My general rule when it comes to Rails is to treat the controllers as nouns and the method names as verbs, so my examples there aren’t the best. For a weblog tool, I might have controllers like “blog” and “post”, and then the methods would be verbs that apply to those nouns. In one of my current Rails packages, though, one of my controllers is getting unwieldy, so I think I’m going to split it up into multiple controllers.

I follow the same rule as I do with PHP with Ruby on Rails. I don’t reuse methods in controllers for different tasks, even if they do basically the same thing. (That’s where I get the “units of reuse” I mention in the title of the item.) Say, for example, I have some search functionality in my application, at the URL /posts/search. Later on, I decide that I can use search to prevent users from entering a post with the same URL as an earlier post. I could just use a parameter to include my existing search method in the process, like this:

/post/search?step=checkforduplicates

Then in my search method I would check the step parameter to determine whether to show search results or show the “check for duplicates” page when finished. This is not how I would write an application. Instead I would create an entirely new check_for_duplicates method, and then extract the common code from the search method so that it could be used by both of my top level methods. To me, that’s a cleaner approach, and makes for nicer URLs in the application.

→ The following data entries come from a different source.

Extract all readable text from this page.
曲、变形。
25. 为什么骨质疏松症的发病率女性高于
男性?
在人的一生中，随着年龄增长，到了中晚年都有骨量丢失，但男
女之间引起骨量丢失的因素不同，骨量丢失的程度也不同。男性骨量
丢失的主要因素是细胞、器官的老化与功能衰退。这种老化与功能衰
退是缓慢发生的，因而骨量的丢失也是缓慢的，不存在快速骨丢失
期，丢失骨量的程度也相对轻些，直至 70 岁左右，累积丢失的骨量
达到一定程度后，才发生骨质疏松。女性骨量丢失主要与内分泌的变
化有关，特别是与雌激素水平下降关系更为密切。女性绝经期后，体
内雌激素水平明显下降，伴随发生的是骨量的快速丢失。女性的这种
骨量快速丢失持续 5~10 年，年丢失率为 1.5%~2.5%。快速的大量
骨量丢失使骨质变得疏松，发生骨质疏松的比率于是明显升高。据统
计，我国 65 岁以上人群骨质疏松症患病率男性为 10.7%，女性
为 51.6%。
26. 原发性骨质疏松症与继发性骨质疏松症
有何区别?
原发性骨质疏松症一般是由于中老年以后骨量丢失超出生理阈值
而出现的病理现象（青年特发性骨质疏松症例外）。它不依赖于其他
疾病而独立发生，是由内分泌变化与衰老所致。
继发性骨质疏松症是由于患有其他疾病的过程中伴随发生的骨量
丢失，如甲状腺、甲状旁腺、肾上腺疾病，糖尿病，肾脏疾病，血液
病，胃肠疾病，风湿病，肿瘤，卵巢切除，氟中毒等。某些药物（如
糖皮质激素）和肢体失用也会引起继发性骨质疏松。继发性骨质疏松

The reason I bring all of this up is that when you’re working on a team, this is the sort of thing you have to hash out and agree on among all team members for an application to be written in a sensible and consistent fashion. If one person is writing one method to display the “new post” form and another save new posts, and another person is wrapping them all into one method and keying off of the request method to determine which action to take when the method is called, you wind up with an application that’s difficult to maintain.

At work, I’m in the process of coming up with just these sorts of guidelines for our Ruby on Rails projects.

Vox invitation

I didn’t think I needed a Vox invitation, but now I think I do. Anyone care to oblige?